Manger est un acte agricole ? Oui, et cuisiner aussi, parce que l’on mange ce que l’on cuisine, même si l’acte culinaire consiste seulement à réchauffer un plat tout préparé dans un four à micro-ondes.
Sans oublier que nous sommes la première génération de l’histoire de l’humanité à ne pas avoir souffert de la famine (il est facile de faire la fine bouche, mais faut-il vraiment oublier cette donnée essentielle ?), examinons d’abord le cas de la viande, par exemple. Nous vivons le plus souvent dans des villes, et, de ce fait, nous allons généralement la chercher chez un boucher ou une grande surface. Les codes –discrets- qui figurent sur les paquets, panneaux, étiquetages… sont là pour nous rappeler que toute la filière est très soigneusement vérifiée, du champ à ce magasin où nous nous trouvons. Les Services vétérinaires ont œuvré, sur le terrain, à la ferme, pour que seuls des animaux en bonne santé parviennent jusqu’à notre table ; l’INRA a travaillé, afin de sélectionner des races d’animaux donnant une viande tendre, goûteuse, dont les muscles les plus intéressants alimentairement sont les plus développés ; afin, aussi, de sélectionner des animaux qui, parce qu’ils sont moins stressés, feront des viandes plus tendres ; afin… Bref, il y a eu le travail de toute la filière, avant que la viande ne soit chez le boucher. De celui-ci, aussi, dépend la qualité de la viande : a-t-il sur la faire rassir correctement ? L’a-t-il coupée comme nous l’aimons (afin de mettre en valeur sa mâche particulière, qui fait toute la différence du monde entre un onglet, un tournedos...) ?

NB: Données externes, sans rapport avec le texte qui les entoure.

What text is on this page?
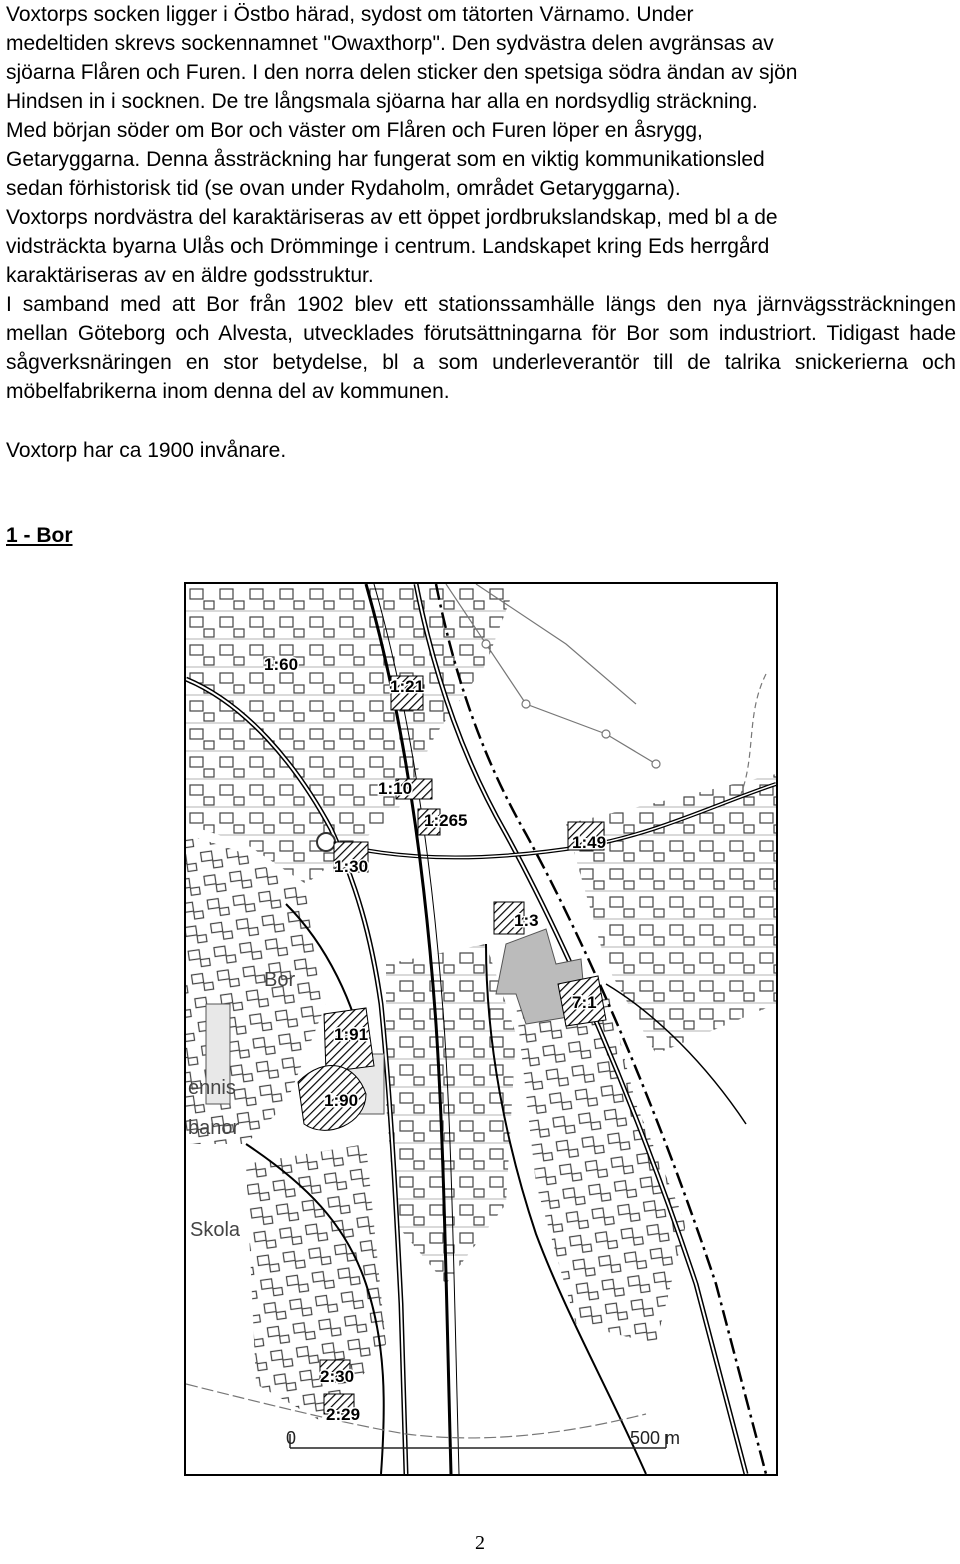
Voxtorps socken ligger i Östbo härad, sydost om tätorten Värnamo. Under
medeltiden skrevs sockennamnet "Owaxthorp". Den sydvästra delen avgränsas av
sjöarna Flåren och Furen. I den norra delen sticker den spetsiga södra ändan av sjön
Hindsen in i socknen. De tre långsmala sjöarna har alla en nordsydlig sträckning.
Med början söder om Bor och väster om Flåren och Furen löper en åsrygg,
Getaryggarna. Denna åssträckning har fungerat som en viktig kommunikationsled
sedan förhistorisk tid (se ovan under Rydaholm, området Getaryggarna).
Voxtorps nordvästra del karaktäriseras av ett öppet jordbrukslandskap, med bl a de
vidsträckta byarna Ulås och Drömminge i centrum. Landskapet kring Eds herrgård
karaktäriseras av en äldre godsstruktur.

I samband med att Bor från 1902 blev ett stationssamhälle längs den nya järnvägssträckningen mellan Göteborg och Alvesta, utvecklades förutsättningarna för Bor som industriort. Tidigast hade sågverksnäringen en stor betydelse, bl a som underleverantör till de talrika snickerierna och möbelfabrikerna inom denna del av kommunen.

Voxtorp har ca 1900 invånare.

1 - Bor
1:60
1:21
1:10
1:265
1:49
1:30
1:3
7:1
1:91
1:90
2:30
2:29
Bor
ennis
banor
Skola
0	500 m
2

Bref, nous achetons notre viande, et nous rentrons chez nous. Nous la faisons cuire… dans un liquide de mouillement, par exemple : vin, bouillon, que sais-je ? Souvent, la viande finit dure !
Oui, dure, parce que nous n’avons pas su la cuire ! La cuisine ayant disparu de l’Ecole, nous en sommes réduits à des livres, souvent fondés sur des traditions largement perfectibles, ou sur une transmission orale qui n’est certainement pas une garantie de qualité technique !
Cet exemple de la viande se décline à propos des légumes : si la viande ne doit pas être chauffée à des températures élevées trop longtemps, faute de durcir, les légumes, au contraire, sont désastreux quand ils sont cuits par les techniques utilisées pour la viande.
Bref, je propose mon mot d’ordre « La cuisine est le couronnement des filières »
Il en découle de nombreuses questions. Des questions de productions de connaissance, d’abord, et des questions de transmission de connaissance, d’autre part. Cela fera l’objet des billets des jours suivants.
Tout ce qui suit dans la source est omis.